There must be a certain distance in between adjacent magnets at the pitch circle to prevent that rectangular magnets are touching each other at the inner side. I have chosen magnets with a width of 20 mm. The pitch circle has a diameter of 90 mm and so the pitch in between the heart of adjacent magnets is pi * 90 / 8 = 35.3 mm. So this is 15.3 mm larger than the width of the magnets. This choice results in a minimum distance in between adjacent magnets of about 4 mm which is okay. If the magnets are mounted closer to each other, there will be a relatively large magnetic flux flowing directly from one magnet to its neighbour and this flux doesn't flow through the air gap in between the magnets on the two different armature sheets. This will reduce the generated voltage.
If the same magnets would be used in a 16-pole generator, one needs about the double pitch diameter and one also needs twelve in stead of six coils. The angle in between two adjacent magnets now becomes 22.5° and so the minimum distance in between the magnets becomes somewhat larger. Doubling of the number of magnets and coils means that the frequency doubles for the same rotational speed. So the generated voltage doubles with a factor two because of the increased frequency and with a factor two because of the increassed number of coils. So the voltage increases by a factor four if coils with the same number of turns per coil are used. The power also increases by a factor four. So increase of the number of armature poles has a strong effect on the power. But lesser poles makes the generator simpler and in practice, eight poles is the minimum for a generator with a 3-phase, 1-layer winding.
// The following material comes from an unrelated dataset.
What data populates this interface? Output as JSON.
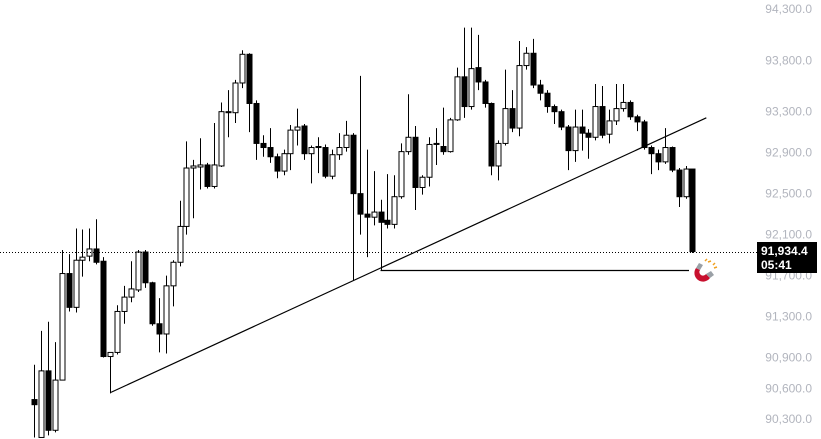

If you use two armature sheets with magnets at the inner side, there are two magnets for one air gap. The larger the air gap for a certain total magnet thickness, the lower the magnetic flux in the air gap. The generated voltage is proportional to the flux density in the air gap. The larger the air gap, the more copper can be used for the coils. I think that an air gap equal to the total magnet thickness is an acceptable choice if neodymium magnets are used. This results in a flux density in T which is half the remanence Br. Calculation of the flux density in the air gap is easy if it is assumed that the steel sheets are that thick that the iron isn't saturated. An example of such calculation is given in chapter 3 of KD 679. This report describes an 8-pole generator with circular magnets and magnets on only one armature sheet.
About a year ago I have started the post "Design of a PM-generator" in which I have explained much more. But I can't find this post because this title gives problems of you look for it at "search".